The Fruit of Knowledge
But, if we're waxing Biblical again, this planet, Earth, was our Promised Land, even our Garden of Eden. And we've trashed it.Ironically, we did so by disobeying the first commandment the Bible records: we partook fully of the "fruit of knowledge."1 It is, after all, partaking of the fruit of knowledge whenever you use intelligence to gain a competitive edge--like being able to stay warm by building a fire; keeping the vegetables just for yourself by saving up the seeds and then putting up a fence around your garden; powering your numerous tools by damming rivers and building power plants; etc., etc. Perhaps appropriately, then, more like Adam and Eve than Moses and his meandering band, we are now condemned to lose the best thing we ever could have had. If we survive at all.

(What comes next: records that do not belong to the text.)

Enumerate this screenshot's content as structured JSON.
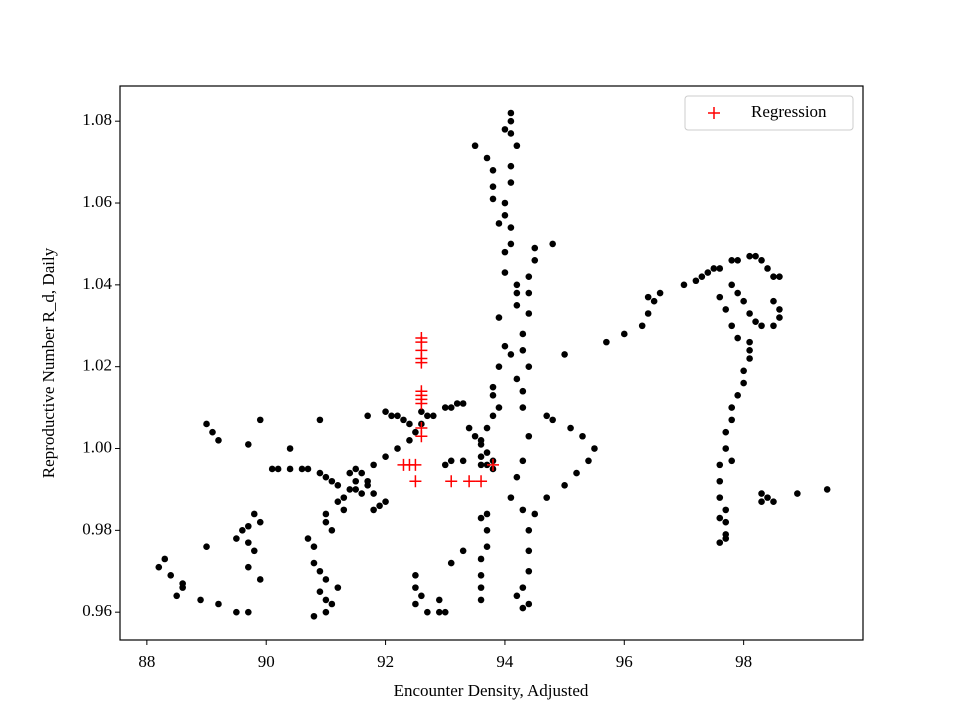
{
  "chart_data": {
    "type": "scatter",
    "xlabel": "Encounter Density, Adjusted",
    "ylabel": "Reproductive Number R_d, Daily",
    "xlim": [
      87.55,
      100.0
    ],
    "ylim": [
      0.9532,
      1.0886
    ],
    "xticks": [
      88,
      90,
      92,
      94,
      96,
      98
    ],
    "yticks": [
      {
        "value": 0.96,
        "label": "0.96"
      },
      {
        "value": 0.98,
        "label": "0.98"
      },
      {
        "value": 1.0,
        "label": "1.00"
      },
      {
        "value": 1.02,
        "label": "1.02"
      },
      {
        "value": 1.04,
        "label": "1.04"
      },
      {
        "value": 1.06,
        "label": "1.06"
      },
      {
        "value": 1.08,
        "label": "1.08"
      }
    ],
    "legend": "upper right",
    "series": [
      {
        "color": "#000000",
        "marker": "dot",
        "x": [
          88.2,
          88.3,
          88.4,
          88.5,
          88.6,
          88.6,
          88.9,
          89.2,
          89.5,
          89.7,
          89.0,
          89.5,
          89.6,
          89.8,
          89.9,
          89.7,
          89.7,
          89.8,
          89.7,
          89.9,
          89.0,
          89.1,
          89.2,
          89.7,
          89.9,
          90.4,
          90.1,
          90.2,
          90.4,
          90.6,
          90.7,
          90.9,
          91.0,
          91.1,
          91.2,
          90.9,
          90.7,
          90.8,
          90.8,
          90.9,
          91.0,
          90.9,
          91.0,
          91.1,
          90.8,
          91.0,
          91.2,
          91.0,
          91.0,
          91.1,
          91.2,
          91.3,
          91.4,
          91.5,
          91.6,
          91.8,
          92.0,
          92.2,
          92.4,
          92.5,
          92.6,
          91.5,
          91.6,
          91.8,
          91.9,
          92.0,
          91.7,
          91.3,
          91.4,
          91.5,
          91.7,
          91.8,
          91.7,
          92.0,
          92.1,
          92.2,
          92.3,
          92.4,
          92.6,
          92.7,
          92.8,
          93.0,
          93.1,
          93.3,
          93.2,
          92.5,
          92.5,
          92.6,
          92.5,
          92.7,
          92.9,
          92.9,
          93.0,
          93.1,
          93.3,
          93.0,
          93.1,
          93.3,
          93.4,
          93.5,
          93.6,
          93.6,
          93.7,
          93.8,
          94.1,
          94.1,
          94.0,
          94.1,
          94.2,
          93.5,
          93.7,
          93.8,
          94.1,
          93.8,
          94.1,
          93.8,
          94.0,
          94.0,
          93.9,
          94.1,
          94.1,
          94.0,
          94.0,
          94.2,
          94.2,
          94.2,
          93.9,
          94.3,
          94.0,
          94.1,
          93.9,
          93.8,
          93.8,
          93.9,
          93.8,
          93.7,
          93.6,
          93.7,
          93.8,
          93.6,
          94.5,
          94.5,
          94.4,
          94.4,
          94.4,
          94.3,
          94.4,
          94.2,
          94.3,
          94.3,
          94.4,
          94.3,
          94.2,
          94.1,
          94.3,
          94.5,
          94.4,
          94.4,
          94.4,
          94.3,
          94.4,
          94.3,
          94.2,
          94.8,
          94.7,
          93.6,
          93.7,
          93.7,
          93.6,
          93.6,
          93.6,
          93.6,
          93.7,
          94.7,
          95.0,
          95.2,
          95.4,
          95.5,
          95.3,
          95.1,
          94.8,
          95.0,
          95.7,
          96.0,
          96.3,
          96.4,
          96.5,
          96.6,
          96.4,
          97.0,
          97.2,
          97.3,
          97.5,
          97.4,
          97.6,
          97.8,
          97.9,
          98.1,
          98.2,
          98.3,
          98.4,
          98.5,
          98.6,
          98.5,
          98.6,
          98.6,
          98.5,
          98.3,
          98.2,
          98.1,
          98.0,
          97.9,
          97.8,
          97.6,
          97.7,
          97.8,
          97.9,
          98.1,
          98.1,
          98.1,
          98.0,
          98.0,
          97.9,
          97.8,
          97.8,
          97.7,
          97.7,
          97.6,
          97.6,
          97.6,
          97.7,
          97.7,
          97.7,
          97.6,
          97.7,
          97.8,
          97.6,
          98.3,
          98.4,
          98.5,
          98.3,
          98.9,
          99.4
        ],
        "values": [
          0.971,
          0.973,
          0.969,
          0.964,
          0.966,
          0.967,
          0.963,
          0.962,
          0.96,
          0.96,
          0.976,
          0.978,
          0.98,
          0.984,
          0.982,
          0.981,
          0.977,
          0.975,
          0.971,
          0.968,
          1.006,
          1.004,
          1.002,
          1.001,
          1.007,
          1.0,
          0.995,
          0.995,
          0.995,
          0.995,
          0.995,
          0.994,
          0.993,
          0.992,
          0.991,
          1.007,
          0.978,
          0.976,
          0.972,
          0.97,
          0.968,
          0.965,
          0.963,
          0.962,
          0.959,
          0.96,
          0.966,
          0.984,
          0.982,
          0.98,
          0.987,
          0.988,
          0.99,
          0.992,
          0.994,
          0.996,
          0.998,
          1.0,
          1.002,
          1.004,
          1.006,
          0.99,
          0.989,
          0.989,
          0.986,
          0.987,
          0.992,
          0.985,
          0.994,
          0.995,
          0.991,
          0.985,
          1.008,
          1.009,
          1.008,
          1.008,
          1.007,
          1.006,
          1.009,
          1.008,
          1.008,
          1.01,
          1.01,
          1.011,
          1.011,
          0.969,
          0.966,
          0.964,
          0.962,
          0.96,
          0.96,
          0.963,
          0.96,
          0.972,
          0.975,
          0.996,
          0.997,
          0.997,
          1.005,
          1.003,
          1.001,
          0.998,
          0.996,
          0.995,
          1.082,
          1.08,
          1.078,
          1.077,
          1.074,
          1.074,
          1.071,
          1.068,
          1.069,
          1.064,
          1.065,
          1.061,
          1.06,
          1.057,
          1.055,
          1.054,
          1.05,
          1.048,
          1.043,
          1.04,
          1.038,
          1.035,
          1.032,
          1.028,
          1.025,
          1.023,
          1.02,
          1.015,
          1.013,
          1.01,
          1.008,
          1.005,
          1.002,
          0.999,
          0.997,
          0.996,
          1.049,
          1.046,
          1.042,
          1.038,
          1.033,
          1.024,
          1.02,
          1.017,
          1.014,
          1.01,
          1.003,
          0.997,
          0.993,
          0.988,
          0.985,
          0.984,
          0.98,
          0.975,
          0.97,
          0.966,
          0.962,
          0.961,
          0.964,
          1.05,
          1.008,
          0.983,
          0.98,
          0.976,
          0.973,
          0.969,
          0.966,
          0.963,
          0.984,
          0.988,
          0.991,
          0.994,
          0.997,
          1.0,
          1.003,
          1.005,
          1.007,
          1.023,
          1.026,
          1.028,
          1.03,
          1.033,
          1.036,
          1.038,
          1.037,
          1.04,
          1.041,
          1.042,
          1.044,
          1.043,
          1.044,
          1.046,
          1.046,
          1.047,
          1.047,
          1.046,
          1.044,
          1.042,
          1.042,
          1.036,
          1.034,
          1.032,
          1.03,
          1.03,
          1.031,
          1.033,
          1.036,
          1.038,
          1.04,
          1.037,
          1.034,
          1.03,
          1.027,
          1.026,
          1.024,
          1.022,
          1.019,
          1.016,
          1.013,
          1.01,
          1.007,
          1.004,
          1.0,
          0.996,
          0.992,
          0.988,
          0.985,
          0.982,
          0.979,
          0.977,
          0.978,
          0.997,
          0.983,
          0.989,
          0.988,
          0.987,
          0.987,
          0.989,
          0.99
        ]
      },
      {
        "name": "Regression",
        "color": "#ff0000",
        "marker": "plus",
        "x": [
          92.6,
          92.6,
          92.6,
          92.6,
          92.6,
          92.6,
          92.6,
          92.6,
          92.6,
          92.6,
          92.6,
          92.3,
          92.4,
          92.5,
          92.5,
          93.1,
          93.4,
          93.6,
          93.8
        ],
        "values": [
          1.027,
          1.026,
          1.024,
          1.022,
          1.021,
          1.014,
          1.013,
          1.012,
          1.011,
          1.005,
          1.003,
          0.996,
          0.996,
          0.996,
          0.992,
          0.992,
          0.992,
          0.992,
          0.996
        ]
      }
    ]
  }
}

Despite its emotional appeal, however, this imagery is all basically wrong ... this is not about man's relationship with God. It's not about mysticism ... [i]t's about physics and depletion of resources and the delicate balance of the Earth's ecosystem. It's about natural consequences, not divine intervention. But most of all, it's not about humans. Humans may be the species that have destroyed Earth's future, and they are certainly the only species with a chance of getting us--any of us--to a survivable alternative, but it is not, and never was about humans. It's about Life: the life of Gaia.
1 The King James version always adds "of good and evil," but I've never seen it that way. I figure some clever cleric from antiquity added that phrase because it made more sense as an evil to him than "fruit of knowledge" alone. Not so to me.